The SonicWALL Threat Reports displays automatically upon successful login to a SonicWALL SuperMassive. You can access the SonicWALL Threat Reports at any time by navigating to Dashboard > Threat Reports in the left-hand menu. You may see the introductory screen shown below before the dashboard displays.
To view SonicWALL Threat Reports global reports, select the radio button next to Global in the top of the Dashboard > Threat Reports screen. To view appliance-level reports, select the radio button next to the appliance serial number.
Selecting Custom Time Interval
The SonicWALL Threat Reports reports default to a view of reports from the “Last 14 Days,” providing an aggregate view of threats blocked during that time period. You can configure each report to one of four optional time periods. Each report can be configured to reflect a different time period. To change a report to reflect a different time period, perform the following steps:
Select the report you want to change:
Viruses Blocked
Intrusions Prevented
Spyware Blocked
Multimedia (IM/P2P) Detected/Blocked
Next to the title of the selected report, click the pull-down menu and select one of the following options:
Last 12 Hours - Displays threat information from the last 12 hours
Last 14 Days - Displays threat information from the last 14 days
Last 21 Days - Displays threat information from the last 21 days
Last 6 Months - Displays threat information from the last 6 months
Generating a Threat Reports PDF
To create a PDF version of the SonicWALL Threat Reports, first select the desired view (global or appliance-level) and the desired time period for each report (the last 12 hours, 14 days, 21 days, or 6 months). Click the button at the top of the page.
Dashboard > User Monitor
The Dashboard > User Monitor page displays details on all user connections to the SonicWALL SuperMassive.
Dashboard > BWM Monitor
The Dashboard > BWM Monitor page displays per-interface bandwidth management for ingress and egress network traffic. The BWM monitor graphs are available for real-time, highest, high, medium high, medium, medium low, low and lowest policy settings. The view range is configurable in 60 seconds, 2 minutes, 5 minutes, and 10 minutes (default). The refresh interval rate is configurable from 3 to 30 seconds. The bandwidth management priority is depicted by guaranteed, maximum, and dropped.
Dashboard > Connections Monitor
The Dashboard > Connections Monitor page displays details on all active connections to the SonicWALL SuperMassive.
Viewing Connections
The connections are listed in the Connections Monitor table.
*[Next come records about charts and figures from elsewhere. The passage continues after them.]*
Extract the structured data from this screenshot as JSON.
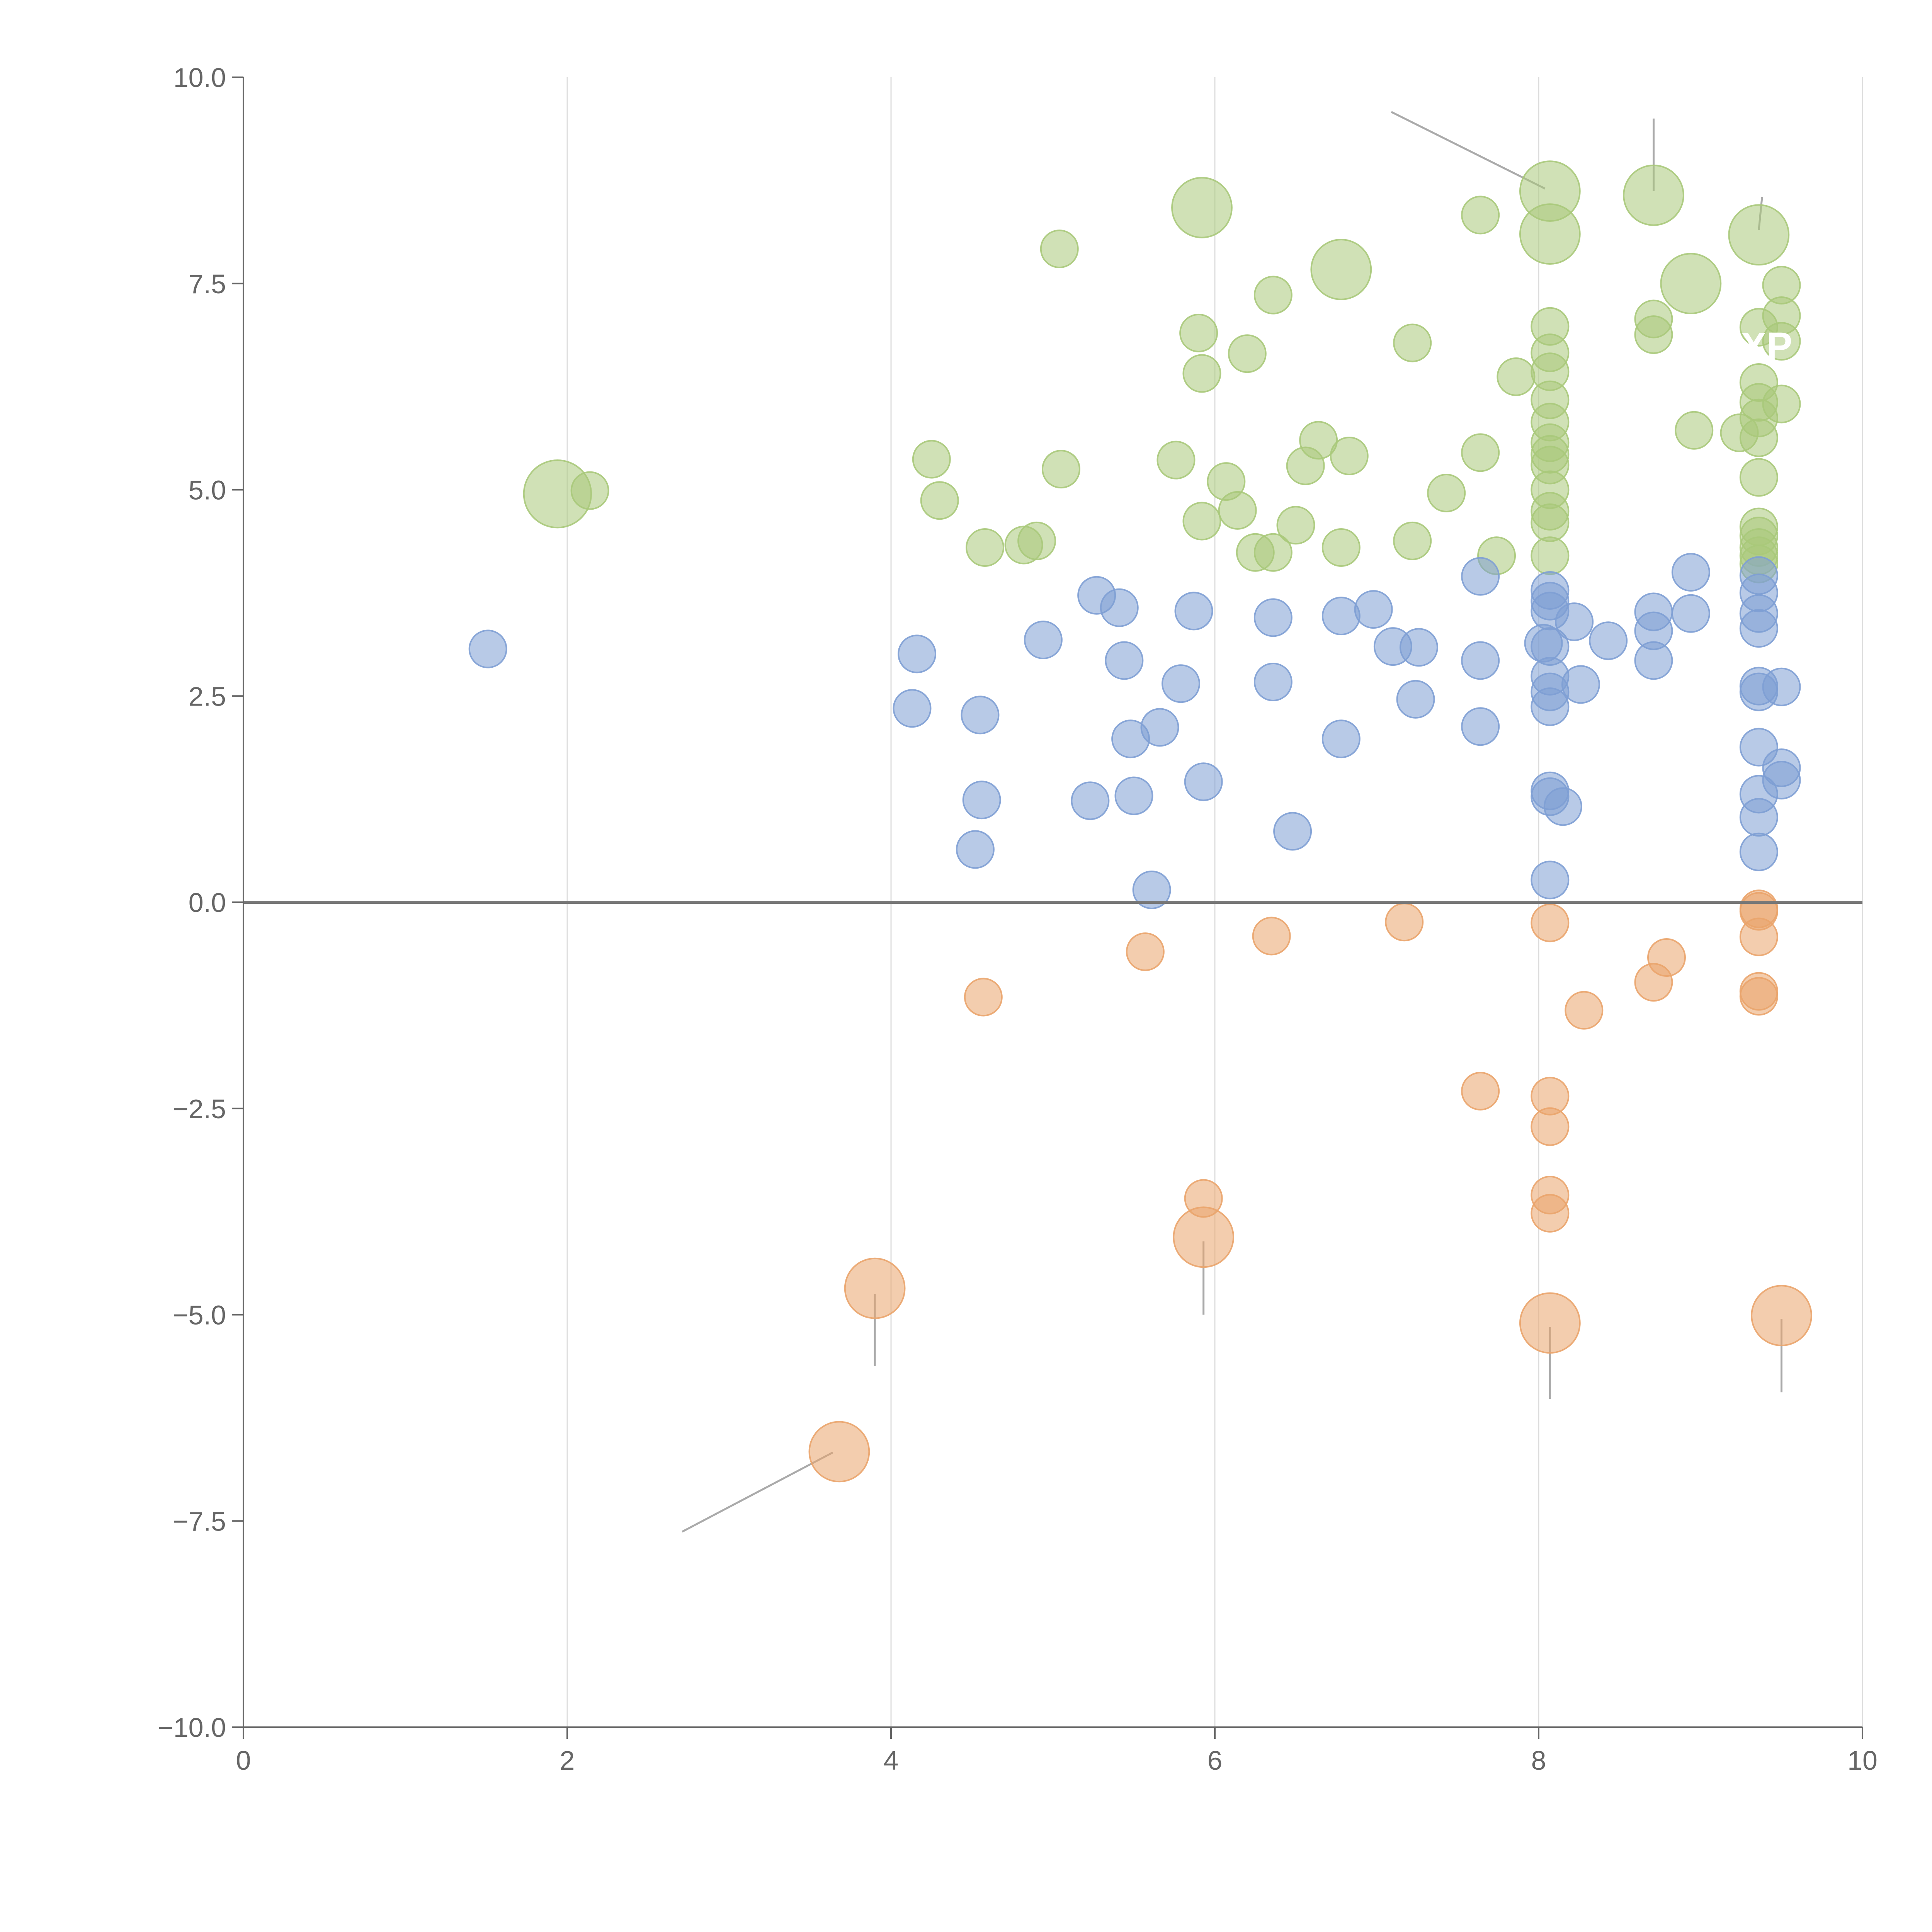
{
  "chart_data": {
    "type": "scatter",
    "title": "",
    "xlabel": "",
    "ylabel": "",
    "xlim": [
      0,
      10
    ],
    "ylim": [
      -10,
      10
    ],
    "x_ticks": [
      "0",
      "2",
      "4",
      "6",
      "8",
      "10"
    ],
    "y_ticks": [
      "10.0",
      "7.5",
      "5.0",
      "2.5",
      "0.0",
      "−2.5",
      "−5.0",
      "−7.5",
      "−10.0"
    ],
    "x_tick_values": [
      0,
      2,
      4,
      6,
      8,
      10
    ],
    "y_tick_values": [
      10,
      7.5,
      5,
      2.5,
      0,
      -2.5,
      -5,
      -7.5,
      -10
    ],
    "vertical_grid": true,
    "zero_line": true,
    "colors": {
      "green": "#a9c97a",
      "blue": "#7e9fd4",
      "orange": "#eaa46c",
      "axis": "#666666",
      "grid": "#dddddd",
      "leader": "#aaaaaa"
    },
    "series": [
      {
        "name": "green",
        "size_unit_small": 1,
        "points": [
          [
            1.94,
            4.95,
            3.3
          ],
          [
            2.14,
            4.99,
            1
          ],
          [
            4.25,
            5.37,
            1
          ],
          [
            4.3,
            4.87,
            1
          ],
          [
            4.58,
            4.3,
            1
          ],
          [
            4.82,
            4.33,
            1
          ],
          [
            4.9,
            4.38,
            1
          ],
          [
            5.04,
            7.92,
            1
          ],
          [
            5.05,
            5.25,
            1
          ],
          [
            5.76,
            5.36,
            1
          ],
          [
            5.92,
            8.42,
            2.6
          ],
          [
            5.9,
            6.9,
            1
          ],
          [
            5.92,
            6.41,
            1
          ],
          [
            5.92,
            4.62,
            1
          ],
          [
            6.07,
            5.1,
            1
          ],
          [
            6.14,
            4.75,
            1
          ],
          [
            6.2,
            6.65,
            1
          ],
          [
            6.25,
            4.24,
            1
          ],
          [
            6.36,
            4.24,
            1
          ],
          [
            6.36,
            7.36,
            1
          ],
          [
            6.5,
            4.57,
            1
          ],
          [
            6.56,
            5.29,
            1
          ],
          [
            6.64,
            5.6,
            1
          ],
          [
            6.78,
            7.67,
            2.6
          ],
          [
            6.78,
            4.3,
            1
          ],
          [
            6.83,
            5.41,
            1
          ],
          [
            7.22,
            6.78,
            1
          ],
          [
            7.22,
            4.38,
            1
          ],
          [
            7.43,
            4.96,
            1
          ],
          [
            7.64,
            8.33,
            1
          ],
          [
            7.64,
            5.45,
            1
          ],
          [
            7.74,
            4.2,
            1
          ],
          [
            7.86,
            6.37,
            1
          ],
          [
            8.07,
            8.62,
            2.6
          ],
          [
            8.07,
            8.1,
            2.6
          ],
          [
            8.07,
            6.98,
            1
          ],
          [
            8.07,
            6.66,
            1
          ],
          [
            8.07,
            6.43,
            1
          ],
          [
            8.07,
            6.09,
            1
          ],
          [
            8.07,
            5.82,
            1
          ],
          [
            8.07,
            5.57,
            1
          ],
          [
            8.07,
            5.43,
            1
          ],
          [
            8.07,
            5.3,
            1
          ],
          [
            8.07,
            5.0,
            1
          ],
          [
            8.07,
            4.74,
            1
          ],
          [
            8.07,
            4.6,
            1
          ],
          [
            8.07,
            4.2,
            1
          ],
          [
            8.71,
            8.57,
            2.6
          ],
          [
            8.71,
            7.07,
            1
          ],
          [
            8.71,
            6.88,
            1
          ],
          [
            8.94,
            7.5,
            2.6
          ],
          [
            8.96,
            5.72,
            1
          ],
          [
            9.24,
            5.69,
            1
          ],
          [
            9.36,
            8.09,
            2.6
          ],
          [
            9.36,
            6.97,
            1
          ],
          [
            9.36,
            6.3,
            1
          ],
          [
            9.36,
            6.06,
            1
          ],
          [
            9.36,
            5.87,
            1
          ],
          [
            9.36,
            5.63,
            1
          ],
          [
            9.36,
            5.15,
            1
          ],
          [
            9.36,
            4.55,
            1
          ],
          [
            9.36,
            4.44,
            1
          ],
          [
            9.36,
            4.3,
            1
          ],
          [
            9.36,
            4.2,
            1
          ],
          [
            9.36,
            4.1,
            1
          ],
          [
            9.5,
            7.48,
            1
          ],
          [
            9.5,
            7.11,
            1
          ],
          [
            9.5,
            6.8,
            1
          ],
          [
            9.5,
            6.04,
            1
          ]
        ]
      },
      {
        "name": "blue",
        "points": [
          [
            1.51,
            3.07,
            1
          ],
          [
            4.13,
            2.35,
            1
          ],
          [
            4.16,
            3.01,
            1
          ],
          [
            4.52,
            0.64,
            1
          ],
          [
            4.55,
            2.27,
            1
          ],
          [
            4.56,
            1.24,
            1
          ],
          [
            4.94,
            3.18,
            1
          ],
          [
            5.23,
            1.23,
            1
          ],
          [
            5.27,
            3.72,
            1
          ],
          [
            5.41,
            3.57,
            1
          ],
          [
            5.44,
            2.93,
            1
          ],
          [
            5.48,
            1.98,
            1
          ],
          [
            5.5,
            1.29,
            1
          ],
          [
            5.61,
            0.15,
            1
          ],
          [
            5.66,
            2.12,
            1
          ],
          [
            5.79,
            2.65,
            1
          ],
          [
            5.87,
            3.53,
            1
          ],
          [
            5.93,
            1.46,
            1
          ],
          [
            6.36,
            3.45,
            1
          ],
          [
            6.36,
            2.67,
            1
          ],
          [
            6.48,
            0.86,
            1
          ],
          [
            6.78,
            3.47,
            1
          ],
          [
            6.78,
            1.98,
            1
          ],
          [
            6.98,
            3.55,
            1
          ],
          [
            7.1,
            3.1,
            1
          ],
          [
            7.24,
            2.46,
            1
          ],
          [
            7.26,
            3.09,
            1
          ],
          [
            7.64,
            3.95,
            1
          ],
          [
            7.64,
            2.93,
            1
          ],
          [
            7.64,
            2.13,
            1
          ],
          [
            8.03,
            3.14,
            1
          ],
          [
            8.07,
            3.78,
            1
          ],
          [
            8.07,
            3.65,
            1
          ],
          [
            8.07,
            3.53,
            1
          ],
          [
            8.07,
            3.1,
            1
          ],
          [
            8.07,
            2.74,
            1
          ],
          [
            8.07,
            2.55,
            1
          ],
          [
            8.07,
            2.37,
            1
          ],
          [
            8.07,
            1.35,
            1
          ],
          [
            8.07,
            1.28,
            1
          ],
          [
            8.07,
            0.27,
            1
          ],
          [
            8.15,
            1.16,
            1
          ],
          [
            8.22,
            3.4,
            1
          ],
          [
            8.26,
            2.64,
            1
          ],
          [
            8.43,
            3.17,
            1
          ],
          [
            8.71,
            3.52,
            1
          ],
          [
            8.71,
            3.29,
            1
          ],
          [
            8.71,
            2.93,
            1
          ],
          [
            8.94,
            4.0,
            1
          ],
          [
            8.94,
            3.5,
            1
          ],
          [
            9.36,
            3.96,
            1
          ],
          [
            9.36,
            3.75,
            1
          ],
          [
            9.36,
            3.5,
            1
          ],
          [
            9.36,
            3.32,
            1
          ],
          [
            9.36,
            2.62,
            1
          ],
          [
            9.36,
            2.55,
            1
          ],
          [
            9.36,
            1.88,
            1
          ],
          [
            9.36,
            1.31,
            1
          ],
          [
            9.36,
            1.03,
            1
          ],
          [
            9.36,
            0.61,
            1
          ],
          [
            9.5,
            2.61,
            1
          ],
          [
            9.5,
            1.63,
            1
          ],
          [
            9.5,
            1.48,
            1
          ]
        ]
      },
      {
        "name": "orange",
        "points": [
          [
            3.68,
            -6.66,
            2.6
          ],
          [
            3.9,
            -4.68,
            2.6
          ],
          [
            4.57,
            -1.15,
            1
          ],
          [
            5.57,
            -0.6,
            1
          ],
          [
            5.93,
            -3.59,
            1
          ],
          [
            5.93,
            -4.06,
            2.6
          ],
          [
            6.35,
            -0.41,
            1
          ],
          [
            7.17,
            -0.24,
            1
          ],
          [
            7.64,
            -2.29,
            1
          ],
          [
            8.07,
            -0.25,
            1
          ],
          [
            8.07,
            -2.35,
            1
          ],
          [
            8.07,
            -2.72,
            1
          ],
          [
            8.07,
            -3.55,
            1
          ],
          [
            8.07,
            -3.77,
            1
          ],
          [
            8.07,
            -5.1,
            2.6
          ],
          [
            8.28,
            -1.31,
            1
          ],
          [
            8.71,
            -0.97,
            1
          ],
          [
            8.79,
            -0.67,
            1
          ],
          [
            9.36,
            -0.08,
            1
          ],
          [
            9.36,
            -0.11,
            1
          ],
          [
            9.36,
            -0.42,
            1
          ],
          [
            9.36,
            -1.08,
            1
          ],
          [
            9.36,
            -1.14,
            1
          ],
          [
            9.5,
            -5.01,
            2.6
          ]
        ]
      }
    ],
    "leader_lines": [
      [
        7.09,
        9.58,
        8.04,
        8.65
      ],
      [
        8.71,
        9.5,
        8.71,
        8.62
      ],
      [
        9.38,
        8.55,
        9.36,
        8.15
      ],
      [
        3.64,
        -6.67,
        2.71,
        -7.63
      ],
      [
        3.9,
        -4.75,
        3.9,
        -5.62
      ],
      [
        5.93,
        -4.11,
        5.93,
        -5.0
      ],
      [
        8.07,
        -5.15,
        8.07,
        -6.02
      ],
      [
        9.5,
        -5.05,
        9.5,
        -5.94
      ]
    ],
    "annotation_text": "XP"
  }
}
Filtering Connections Viewed
You can filter the results to display only connections matching certain criteria. You can filter by Source IP, Destination IP, Destination Port, Src Interface, Dst Interface, and Protocol. Enter your filter criteria in the Connections Monitor Settings table.
The fields you enter values into are combined into a search string with a logical AND. For example, if you enter values for Source IP and Destination IP, the search string will look for connections matching:
Source IP AND Destination IP
Check the Group box next to any two or more criteria to combine them with a logical OR. For example, if you enter values for Source IP, Destination IP, and Protocol, and check Group next to Source IP and Destination IP, the search string will look for connections matching:
(Source IP OR Destination IP) AND Protocol
Click Apply Filter to apply the filter immediately to the Active Connections table. Click Reset to clear the filter and display the unfiltered results again.
You can export the list of active connections to a file. Click Export Results, and select if you want the results exported to a plain text file, or a Comma Separated Value (CSV) file for importing to a spreadsheet, reporting tool, or database. If you are prompted to Open or Save the file, select Save. Then enter a filename and path and click OK.